Fensterverglasungen, in welchen Luft zirkuliert, sind aus der CH-PS Nr. 299635 und der FR-PS Nr. 1. 233. 709 bekannt. Allerdings werden die bekannten Fensterverglasungen nicht als Sonnenkollektoren verwendet. Bei der CH-PS Nr. 299635 zirkuliert die Luft innerhalb des Doppelfensters, in das eine Zwischenscheibe unter Freilassung von Schlitzen am oberen und unteren Rand eingebaut ist, um ein Beschlagen der Scheiben zu verhindern. Gemäss der FR-PS Nr. 1. 233. 709 soll bei einem Blendschutzglas der zwischen den Gläsern bestehende Zwischenraum von Luft durchströmt werden, wobei die erwärmte Luft jedoch nicht zur Wärmegewinnung verwertet wird.
Mit der erfindungsgemässen Fensterverglasung soll ohne die Aufstellung besonderer Sonnenkollektoren, die in der Regel kostenaufwendig ist und grössere bauliche Vorkehrungen erfordert, eine Ausnutzung von Sonnenenergie ermöglicht werden.
Das wesentliche Merkmal der erfindungsgemässen Fensterverglasung besteht darin, dass am oberen und unteren Rand der Verglasung in den Abstandhaltern Kammern vorgesehen sind, die einerseits zum Scheibenzwischenraum gerichtete Öffnungen besitzen und die anderseits an Luftbzw.

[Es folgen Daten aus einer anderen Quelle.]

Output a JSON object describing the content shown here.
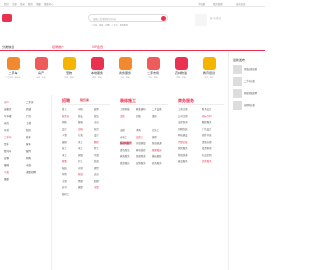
{
  "topbar": {
    "items": [
      "您好",
      "注册",
      "登录",
      "我的",
      "地图",
      "帮助中心",
      "手机版",
      "我的管理",
      "发布信息"
    ]
  },
  "search": {
    "placeholder": "请输入您要搜索的内容",
    "hotwords": "二手房 · 租房 · 招聘 · 二手车 · 家政服务"
  },
  "brand": {
    "accent": "#e8324f"
  },
  "cw_label": "扫一扫关注",
  "nav": {
    "items": [
      "分类信息",
      "招聘推广",
      "VIP会员"
    ]
  },
  "categories": [
    {
      "name": "二手车",
      "sub": "二手轿车 · 面包车",
      "color": "#f28a2d"
    },
    {
      "name": "房产",
      "sub": "出租 · 出售",
      "color": "#ef5a5a"
    },
    {
      "name": "宠物",
      "sub": "狗狗 · 猫咪",
      "color": "#f5b400"
    },
    {
      "name": "本地服务",
      "sub": "搬家 · 保洁",
      "color": "#e8324f"
    },
    {
      "name": "商务服务",
      "sub": "工商 · 财税",
      "color": "#f28a2d"
    },
    {
      "name": "二手市场",
      "sub": "手机 · 电脑",
      "color": "#ef5a5a"
    },
    {
      "name": "农林牧渔",
      "sub": "养殖 · 种植",
      "color": "#e8324f"
    },
    {
      "name": "教育培训",
      "sub": "学历 · 语言",
      "color": "#f5b400"
    }
  ],
  "left": {
    "rows": [
      "房产",
      "二手房",
      "出租房",
      "商铺",
      "写字楼",
      "厂房",
      "仓库",
      "土地",
      "车位",
      "新房",
      "二手车",
      "轿车",
      "货车",
      "客车",
      "摩托车",
      "配件",
      "宠物",
      "狗狗",
      "猫咪",
      "水族",
      "鸟类",
      "求职招聘",
      "兼职"
    ]
  },
  "panels": [
    {
      "title": "招聘",
      "subtitle": "简历库",
      "cells": [
        "普工",
        "司机",
        "厨师",
        "服务员",
        "保安",
        "保洁",
        "销售",
        "客服",
        "文员",
        "会计",
        "出纳",
        "前台",
        "人事",
        "行政",
        "设计",
        "编辑",
        "美工",
        "翻译",
        "技工",
        "电工",
        "焊工",
        "木工",
        "保姆",
        "月嫂",
        "家教",
        "护工",
        "快递",
        "配送",
        "仓管",
        "理货",
        "导购",
        "收银",
        "店员",
        "主管",
        "经理",
        "助理",
        "实习",
        "兼职",
        "全职",
        "临时工"
      ]
    },
    {
      "title": "装修施工",
      "subtitle": "装修服务",
      "cells": [
        "工程机械",
        "家装建材",
        "二手设备",
        "出售",
        "回收",
        "维修",
        "出租",
        "求购",
        "泥水工",
        "水电工",
        "油漆工",
        "拆除",
        "防水补漏",
        "开锁换锁",
        "管道疏通",
        "清洗保洁",
        "家电维修",
        "搬家搬运",
        "家政服务",
        "快递物流",
        "婚庆摄影",
        "旅游酒店",
        "宠物服务",
        "商务服务"
      ]
    },
    {
      "title": "商务服务",
      "subtitle": "",
      "cells": [
        "工商注册",
        "财务会计",
        "公司注销",
        "商标专利",
        "法律咨询",
        "翻译服务",
        "印刷包装",
        "广告设计",
        "网站建设",
        "软件开发",
        "代理记账",
        "资质办理",
        "保险服务",
        "投资担保",
        "物流快递",
        "礼品定制",
        "展会服务",
        "其他服务"
      ]
    }
  ],
  "right": {
    "title": "最新发布",
    "items": [
      "商铺出租急租",
      "二手车出售",
      "家政保姆招聘",
      "宠物狗出售"
    ]
  }
}
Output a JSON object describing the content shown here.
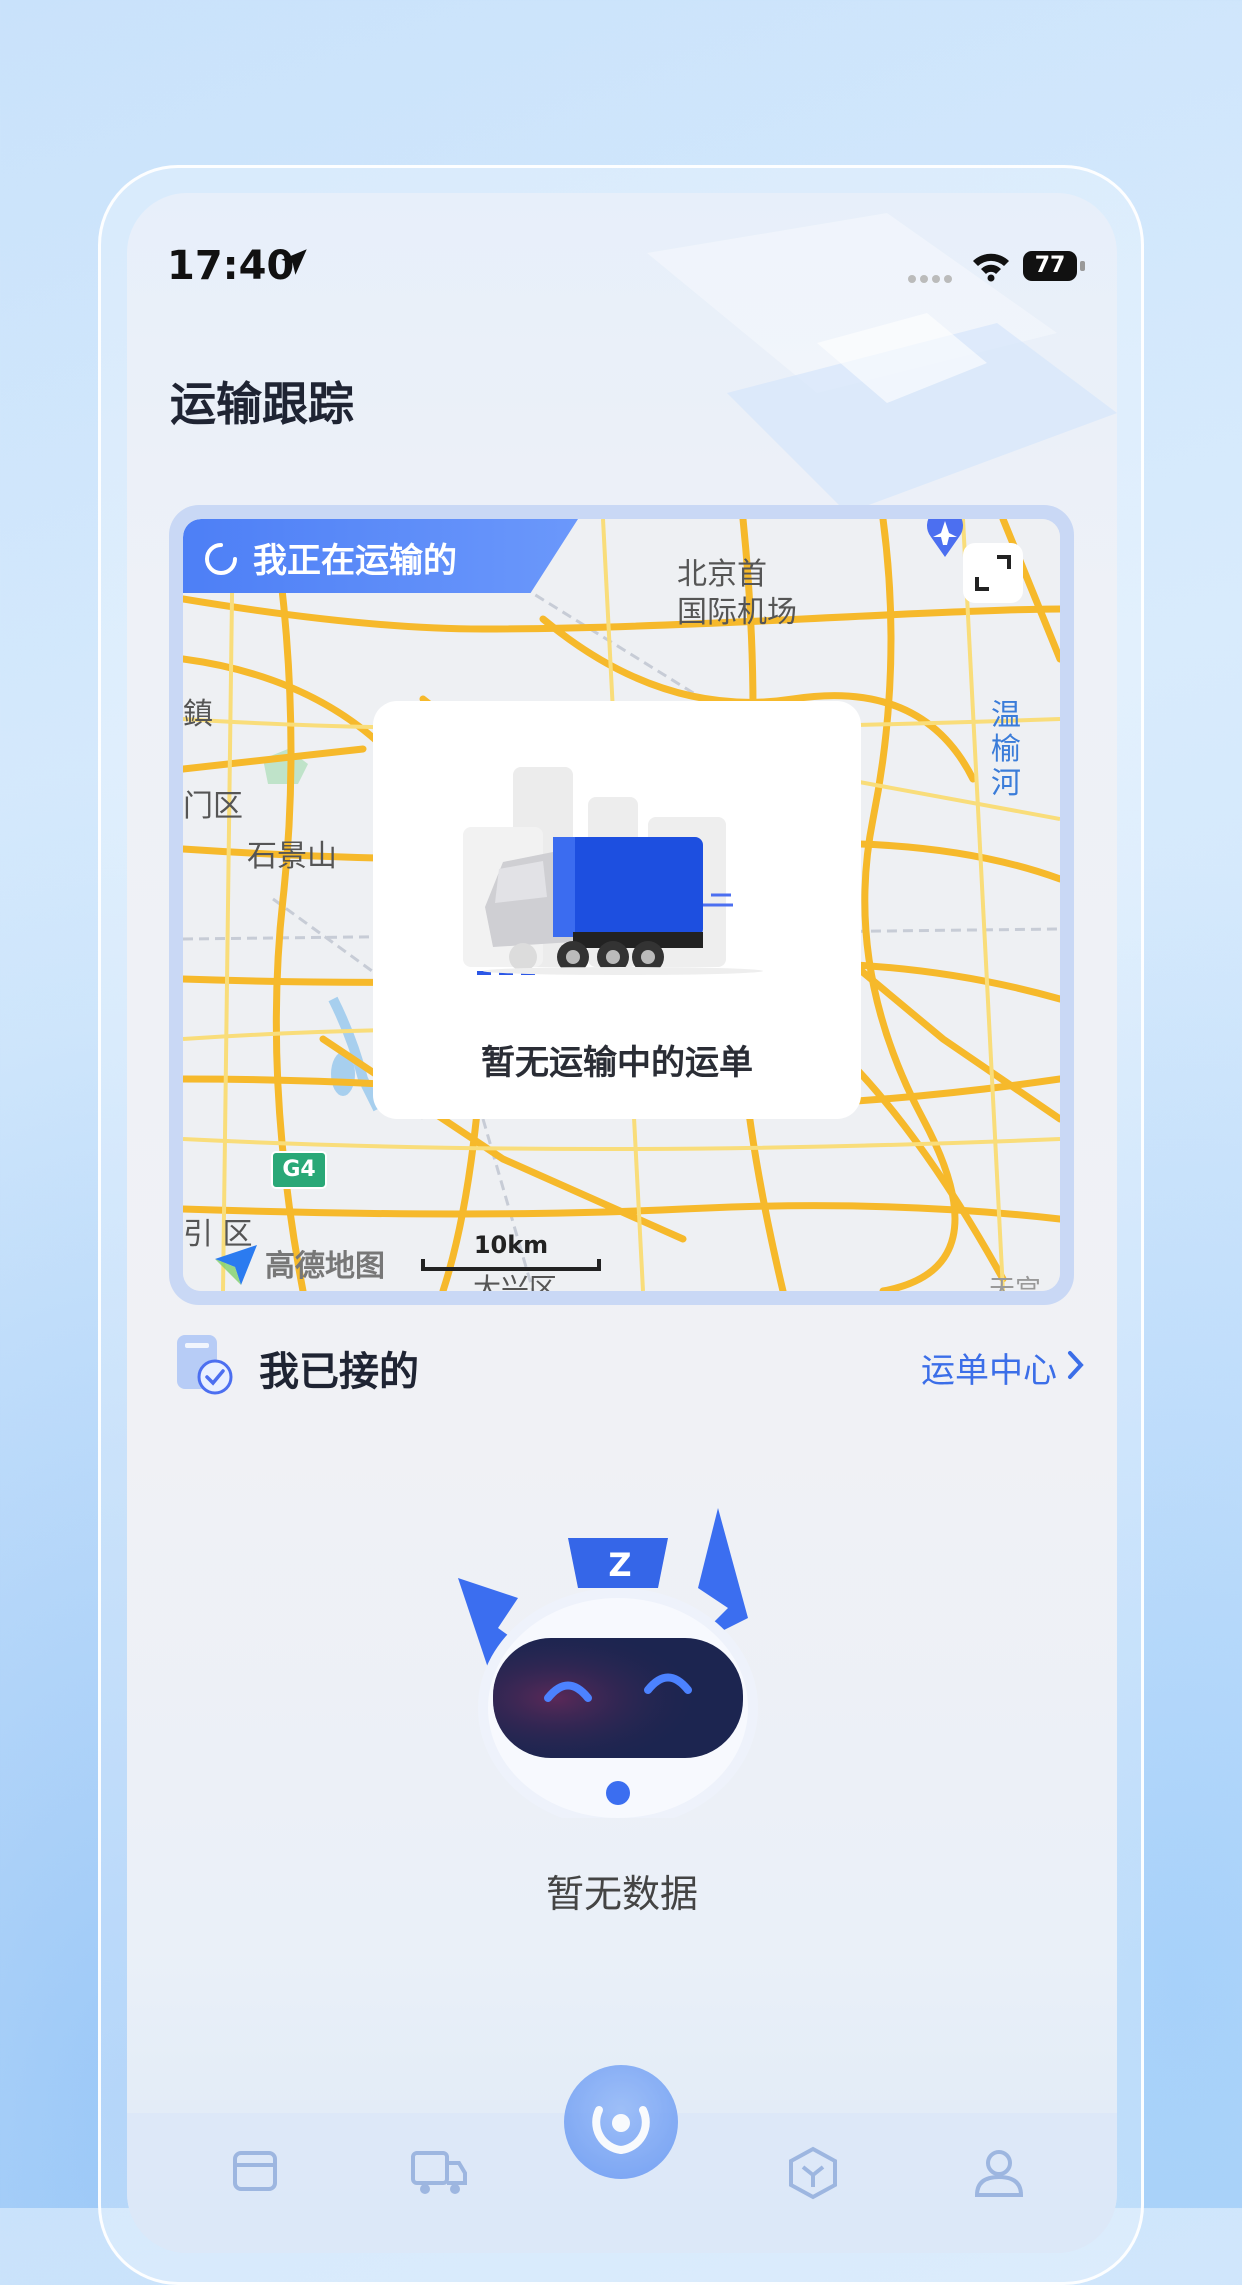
{
  "status_bar": {
    "time": "17:40",
    "battery": "77"
  },
  "page": {
    "title": "运输跟踪"
  },
  "map_card": {
    "tag_label": "我正在运输的",
    "labels": {
      "airport_line1": "北京首",
      "airport_line2": "国际机场",
      "left_town": "鎮",
      "left_district": "门区",
      "shijingshan": "石景山",
      "river": "温榆河",
      "bottom_left": "引 区",
      "bottom_center": "大兴区",
      "bottom_right": "天宫",
      "highway": "G4"
    },
    "provider": "高德地图",
    "scale": "10km",
    "empty_text": "暂无运输中的运单"
  },
  "accepted_section": {
    "title": "我已接的",
    "link": "运单中心",
    "empty_text": "暂无数据"
  },
  "tabbar": {
    "items": [
      {
        "icon": "wallet-icon"
      },
      {
        "icon": "truck-icon"
      },
      {
        "icon": "scan-icon"
      },
      {
        "icon": "box-icon"
      },
      {
        "icon": "user-icon"
      }
    ]
  },
  "colors": {
    "accent": "#3b6ee8",
    "tag": "#5a88f8",
    "road": "#f6b92b"
  }
}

Gasleitungen angeschlossen sind, die zu einem im Wohnraum od. dgl. befindlichen Wärmetauscher führen, wobei die Luft bzw. das Gas im geschlossenen Kreislauf geführt ist und durch einen Ventilator od. dgl. in Bewegung gehalten wird.
Eine derartige Fensterverglasung besitzt einen einfachen Aufbau und ergibt über die Möglichkeit hinaus, sie als Sonnenkollektor zu verwenden, noch den Vorteil der Funktion als Sonnenschutzglas sowie einer optimalen Wärmeisolierung und einer wesentlich verbesserten Schalldämmung.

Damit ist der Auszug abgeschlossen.